Ricardo Carmona: Ele repassava isso para alguns integrantes da quadrilha. Daí acontece todo tipo de coisa. Eles forjam documentos, pagam pessoas para resolver as questões. Essas quadrilhas de concurso chegam até a usar escutas. Mas isso não aconteceu em nenhum das nossas seleções.
UnB Agência: Foi tomada alguma medida para garantir maior segurança dos malotes?
Ricardo Carmona: Sim. Os lacres agora são de aço e não ficam sob responsabilidade da PRF no caso de São Paulo. O Cespe é o responsável em todas as etapas.
UnB Agência: Qual é o cuidado que existe na preparação das provas?
Ricardo Carmona: Em primeiro lugar, em todas as fases da preparação dos concursos restringimos ao máximo o acesso de pessoas às provas. Para você ter uma ideia, no local onde imprimimos e empacotamos as provas, usamos scaners de corpo que detectam até papéis no bolso.
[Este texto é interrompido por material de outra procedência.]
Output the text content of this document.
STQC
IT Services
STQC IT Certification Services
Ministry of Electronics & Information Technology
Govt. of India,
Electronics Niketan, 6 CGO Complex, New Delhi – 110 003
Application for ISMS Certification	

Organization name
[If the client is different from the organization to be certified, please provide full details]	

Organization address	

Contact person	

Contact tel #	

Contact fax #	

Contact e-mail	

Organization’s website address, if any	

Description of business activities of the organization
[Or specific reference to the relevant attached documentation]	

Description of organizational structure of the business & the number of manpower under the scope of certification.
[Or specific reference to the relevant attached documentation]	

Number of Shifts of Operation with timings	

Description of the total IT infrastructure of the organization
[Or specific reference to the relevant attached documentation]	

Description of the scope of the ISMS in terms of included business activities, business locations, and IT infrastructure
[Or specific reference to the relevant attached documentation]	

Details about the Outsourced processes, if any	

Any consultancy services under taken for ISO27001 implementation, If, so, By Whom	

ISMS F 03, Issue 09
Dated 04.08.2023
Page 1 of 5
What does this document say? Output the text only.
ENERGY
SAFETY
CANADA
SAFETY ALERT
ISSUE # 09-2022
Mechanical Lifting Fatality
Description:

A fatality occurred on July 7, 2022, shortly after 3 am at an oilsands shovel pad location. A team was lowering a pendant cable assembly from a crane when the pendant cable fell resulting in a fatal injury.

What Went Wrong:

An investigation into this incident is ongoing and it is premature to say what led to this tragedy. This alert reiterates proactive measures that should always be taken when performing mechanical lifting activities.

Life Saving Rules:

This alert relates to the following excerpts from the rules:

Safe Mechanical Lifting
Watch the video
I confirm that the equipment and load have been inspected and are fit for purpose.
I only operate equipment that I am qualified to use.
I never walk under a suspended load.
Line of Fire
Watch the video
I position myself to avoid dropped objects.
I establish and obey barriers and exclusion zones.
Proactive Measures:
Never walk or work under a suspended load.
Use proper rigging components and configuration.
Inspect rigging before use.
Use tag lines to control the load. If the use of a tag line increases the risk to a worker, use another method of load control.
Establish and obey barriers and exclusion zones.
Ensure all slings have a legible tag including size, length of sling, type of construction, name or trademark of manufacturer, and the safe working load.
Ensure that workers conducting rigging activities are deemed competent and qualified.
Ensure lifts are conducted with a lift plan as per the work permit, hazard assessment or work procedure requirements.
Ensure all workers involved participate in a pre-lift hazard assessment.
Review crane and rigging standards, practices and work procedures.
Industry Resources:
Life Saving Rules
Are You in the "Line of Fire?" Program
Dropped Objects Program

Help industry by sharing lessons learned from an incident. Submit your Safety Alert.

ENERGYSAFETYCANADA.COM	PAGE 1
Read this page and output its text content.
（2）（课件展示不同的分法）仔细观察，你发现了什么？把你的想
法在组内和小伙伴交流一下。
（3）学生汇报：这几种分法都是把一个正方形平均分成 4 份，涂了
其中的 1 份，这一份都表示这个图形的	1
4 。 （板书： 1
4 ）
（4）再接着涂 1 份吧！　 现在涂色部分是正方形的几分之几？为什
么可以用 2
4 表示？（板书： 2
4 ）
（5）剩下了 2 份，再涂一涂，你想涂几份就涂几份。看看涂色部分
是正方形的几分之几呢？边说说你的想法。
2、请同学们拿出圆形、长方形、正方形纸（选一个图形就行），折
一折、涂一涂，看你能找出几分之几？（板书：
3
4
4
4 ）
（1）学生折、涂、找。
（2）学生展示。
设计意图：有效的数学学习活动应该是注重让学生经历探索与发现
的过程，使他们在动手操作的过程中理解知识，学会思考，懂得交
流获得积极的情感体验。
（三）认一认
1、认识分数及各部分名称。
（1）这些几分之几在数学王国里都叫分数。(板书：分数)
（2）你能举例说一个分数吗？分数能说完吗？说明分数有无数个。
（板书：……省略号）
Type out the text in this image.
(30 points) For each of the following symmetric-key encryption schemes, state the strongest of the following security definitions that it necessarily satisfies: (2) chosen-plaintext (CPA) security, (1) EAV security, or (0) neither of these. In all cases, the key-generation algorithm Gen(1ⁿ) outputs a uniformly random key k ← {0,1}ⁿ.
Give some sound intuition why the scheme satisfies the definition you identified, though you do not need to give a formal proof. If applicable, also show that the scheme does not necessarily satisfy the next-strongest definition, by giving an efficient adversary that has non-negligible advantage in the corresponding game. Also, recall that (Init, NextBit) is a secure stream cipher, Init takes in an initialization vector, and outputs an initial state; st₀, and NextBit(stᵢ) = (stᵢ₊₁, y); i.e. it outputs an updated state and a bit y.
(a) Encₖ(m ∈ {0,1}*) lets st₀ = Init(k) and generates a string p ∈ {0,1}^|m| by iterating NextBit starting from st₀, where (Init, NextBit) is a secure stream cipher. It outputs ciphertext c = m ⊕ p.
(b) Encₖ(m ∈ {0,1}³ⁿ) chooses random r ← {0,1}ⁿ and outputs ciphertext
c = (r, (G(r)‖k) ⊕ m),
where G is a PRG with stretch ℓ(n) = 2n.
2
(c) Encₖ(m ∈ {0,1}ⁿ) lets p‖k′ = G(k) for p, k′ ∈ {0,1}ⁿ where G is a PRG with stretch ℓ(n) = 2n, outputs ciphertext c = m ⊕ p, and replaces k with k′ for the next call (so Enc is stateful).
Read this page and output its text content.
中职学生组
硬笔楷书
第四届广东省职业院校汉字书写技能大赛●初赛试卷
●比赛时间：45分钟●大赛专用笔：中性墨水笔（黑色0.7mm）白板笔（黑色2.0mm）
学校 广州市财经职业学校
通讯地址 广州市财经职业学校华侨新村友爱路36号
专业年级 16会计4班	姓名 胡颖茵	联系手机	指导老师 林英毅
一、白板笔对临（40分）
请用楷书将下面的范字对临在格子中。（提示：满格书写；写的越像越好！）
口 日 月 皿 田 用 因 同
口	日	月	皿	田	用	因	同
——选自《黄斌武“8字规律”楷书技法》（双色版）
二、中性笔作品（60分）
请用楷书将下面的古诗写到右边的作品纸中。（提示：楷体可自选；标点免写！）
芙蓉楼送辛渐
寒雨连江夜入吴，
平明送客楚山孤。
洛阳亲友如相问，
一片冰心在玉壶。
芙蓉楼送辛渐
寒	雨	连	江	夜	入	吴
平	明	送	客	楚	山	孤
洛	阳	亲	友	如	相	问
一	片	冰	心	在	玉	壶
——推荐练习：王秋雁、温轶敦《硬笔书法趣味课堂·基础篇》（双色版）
Esse é o único aparelho da América Latina que faz isso. Lá não existe ligação com lugares de fora. Não há telefone para ligações externas, não tem internet. As pessoas passam por uma rigorosa revista, tanto na entrada quanto na saída. O sistema de monitoramento por câmeras é constante. Durante a impressão, tudo o que acontece ali é monitorado. No máximo, duas ou três pessoas têm acesso a prova montada.
UnB Agência: E os gabaritos, tão visados pelas quadrilhas?
Ricardo Carmona: Eles são feitos depois que a prova chega em Brasília. Antes, durante e até um bom tempo depois da aplicação dos exames, ninguém sabe as respostas. Isso também é uma medida de segurança.
UnB Agência: Como as provas são transportadas para outras cidades?
Ricardo Carmona: A prova sai do malote direto para o avião. Elas não são despachadas sozinhas. Um funcionário leva as provas até o bagageiro da aeronave. Quando o avião pousa uma equipe vai lá e pega os malotes no bagageiro.
Procedimentos de segurança adotados pelo Cespe/UnB
O Cespe/UnB investe continuamente em procedimentos de segurança. Em todos os processos seletivos realizados pelo Centro, são adotadas medidas de segurança rigorosas desde a etapa de elaboração das provas até a entrega dos resultados.
A impressão e o empacotamento das provas, por exemplo, são realizados em gráfica própria, altamente sigilosa, sem comunicação externa e monitorada continuamente por câmeras de vídeo e scanner corporal. Pouco antes da aplicação, os malotes de prova devidamente lacrados são conduzidos por Coordenadores de Aplicação (servidores da UnB) e, muitas vezes, também por membros da Associação de Delegados da Polícia Federal para cada local de aplicação.
O Cespe/UnB desenvolveu um software de embaralhamento de itens, que permite a confecção de diferentes tipos de provas. A quantidade de provas não é divulgada, pois é questão sigilosa. Outra medida relevante é a identificação dos inscritos apenas por código de barras. Dessa maneira, toda e qualquer pessoa que manipula as folhas de respostas ou de texto definitivo não tem como identificar quem preencheu esses documentos.
No dia da aplicação das provas, o Cespe/UnB conta com a colaboração de profissionais de segurança e membros da Associação de Delegados da Polícia Federal, prontos para agir caso se identifique algum comportamento suspeito de algum candidato. Durante a aplicação, faz-se o rastreamento de sinais de comunicação: veículos circulam nas áreas próximas aos locais de provas monitorando ondas eletromagnéticas, com a intenção de detectar tentativas de comunicação eletrônica entre candidatos e pessoas externas. A utilização de artigos de chapelaria e de aparelhos eletrônicos também é proibida. Além disso, todos os candidatos passam por um detector de metais na entrada e saída dos banheiros.
Após a aplicação, as provas são novamente lacradas nos mesmos malotes, que são reconduzidos ao Cespe/UnB.
Diversas outras medidas são tomadas, mas, por questão de segurança, não podem ser reveladas.